While the cost of electricity for homes and businesses does not fluctuate as dramatically as the market-driven fluctuations in gasoline for motor vehicles, fossil fuels inevitably rise because human extraction is depleting them faster than new economic sources can be found. Coal mines are running out, oil can only be found deeper underwater or in hotter deserts (or further into the Arctic) than can be economically extracted, and uranium for atomic energy can only be found in certain limited locations. And, as expected, these rising non-renewable energy costs disproportionately affect the poorest members of society.
Thus, as the world’s population’s energy needs increase, non-renewable energy sources, with their numerous benefits and risks, will first be squeezed, then extracted more efficiently, but eventually run out when the cost of extraction exceeds the value of that energy. There are now indications that peak oil has been reached, after which oil production will decline, but its cost will naturally continue to rise. With the cost per kilowatt of renewable electricity sources falling more rapidly than the cost of gas, oil, and nuclear power, the overwhelming price pressures on fossil fuels will only increase.

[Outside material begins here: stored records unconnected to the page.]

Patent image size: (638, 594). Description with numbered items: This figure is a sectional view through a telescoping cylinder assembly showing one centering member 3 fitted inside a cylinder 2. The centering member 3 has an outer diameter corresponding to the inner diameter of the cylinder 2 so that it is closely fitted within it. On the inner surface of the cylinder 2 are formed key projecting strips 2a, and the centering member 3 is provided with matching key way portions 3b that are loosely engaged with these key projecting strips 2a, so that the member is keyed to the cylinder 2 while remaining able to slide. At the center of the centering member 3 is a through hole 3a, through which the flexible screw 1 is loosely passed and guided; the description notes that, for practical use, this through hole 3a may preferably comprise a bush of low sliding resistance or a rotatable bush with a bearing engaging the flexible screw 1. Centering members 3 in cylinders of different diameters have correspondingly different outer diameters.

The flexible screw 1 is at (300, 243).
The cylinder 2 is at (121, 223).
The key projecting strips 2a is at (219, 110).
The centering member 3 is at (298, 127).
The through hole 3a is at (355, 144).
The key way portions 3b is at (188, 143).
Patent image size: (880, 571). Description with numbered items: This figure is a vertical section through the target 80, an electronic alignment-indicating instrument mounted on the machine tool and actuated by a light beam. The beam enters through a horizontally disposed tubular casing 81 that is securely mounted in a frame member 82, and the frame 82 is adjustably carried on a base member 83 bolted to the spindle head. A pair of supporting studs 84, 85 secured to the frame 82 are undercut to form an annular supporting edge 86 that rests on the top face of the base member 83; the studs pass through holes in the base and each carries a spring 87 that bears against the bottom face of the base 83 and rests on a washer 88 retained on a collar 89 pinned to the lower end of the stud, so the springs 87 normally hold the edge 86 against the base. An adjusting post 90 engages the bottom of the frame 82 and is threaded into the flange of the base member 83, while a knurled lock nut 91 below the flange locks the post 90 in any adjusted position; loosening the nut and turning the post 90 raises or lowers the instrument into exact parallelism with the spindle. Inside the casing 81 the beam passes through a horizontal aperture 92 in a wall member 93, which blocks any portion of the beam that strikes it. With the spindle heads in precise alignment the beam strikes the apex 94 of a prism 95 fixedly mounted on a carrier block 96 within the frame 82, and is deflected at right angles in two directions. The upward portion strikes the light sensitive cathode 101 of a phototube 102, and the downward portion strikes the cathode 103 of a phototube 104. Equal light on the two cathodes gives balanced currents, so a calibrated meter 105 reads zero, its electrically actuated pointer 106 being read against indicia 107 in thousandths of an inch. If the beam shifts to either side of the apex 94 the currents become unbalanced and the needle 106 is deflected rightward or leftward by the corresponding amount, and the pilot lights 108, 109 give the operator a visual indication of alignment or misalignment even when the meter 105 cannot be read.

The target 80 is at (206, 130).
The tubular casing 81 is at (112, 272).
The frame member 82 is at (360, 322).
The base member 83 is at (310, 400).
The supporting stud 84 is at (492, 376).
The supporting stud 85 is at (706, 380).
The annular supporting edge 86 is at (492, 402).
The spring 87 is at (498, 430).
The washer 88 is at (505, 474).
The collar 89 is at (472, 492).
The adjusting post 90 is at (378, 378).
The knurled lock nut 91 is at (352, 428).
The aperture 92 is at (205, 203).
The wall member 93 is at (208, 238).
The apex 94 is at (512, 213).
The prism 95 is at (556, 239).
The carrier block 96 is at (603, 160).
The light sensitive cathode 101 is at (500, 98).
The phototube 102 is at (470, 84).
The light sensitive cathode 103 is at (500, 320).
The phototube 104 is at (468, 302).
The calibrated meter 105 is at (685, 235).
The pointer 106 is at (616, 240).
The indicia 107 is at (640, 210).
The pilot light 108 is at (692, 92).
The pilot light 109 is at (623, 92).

There is another big difference between renewable and non-renewable energy: the former are generally “cleaner” than the latter. For example, the US is experiencing a surge in natural gas production through hydraulic fracturing, which has taken a permanent toll on hundreds of polluted local water systems. Offshore oil platforms have exploded (Deepwater Horizon), polluting miles of ocean. Burning coal blankets downwind states with acid rain and mercury, with measurable negative effects on human and animal health. Finally, nuclear power plants explode periodically (Three Mile Island, Chernobyl, Fukushima, etc.) and the storage of spent fuel is essentially a perpetual problem.
Of course, renewable energy is not pollution-free; mining for rare metals needed for solar collectors and batteries disrupts ecosystems and exploits workers, just like other extractive activities, and giant wind turbines kill thousands of migratory birds. But overall, renewable energy sources are cleaner (have fewer secondary effects) than non-renewable sources. Widespread use of clean, renewable power sources would also make homes more earthquake-resistant and extend the lifespan of individual residents (due to reduced pollution).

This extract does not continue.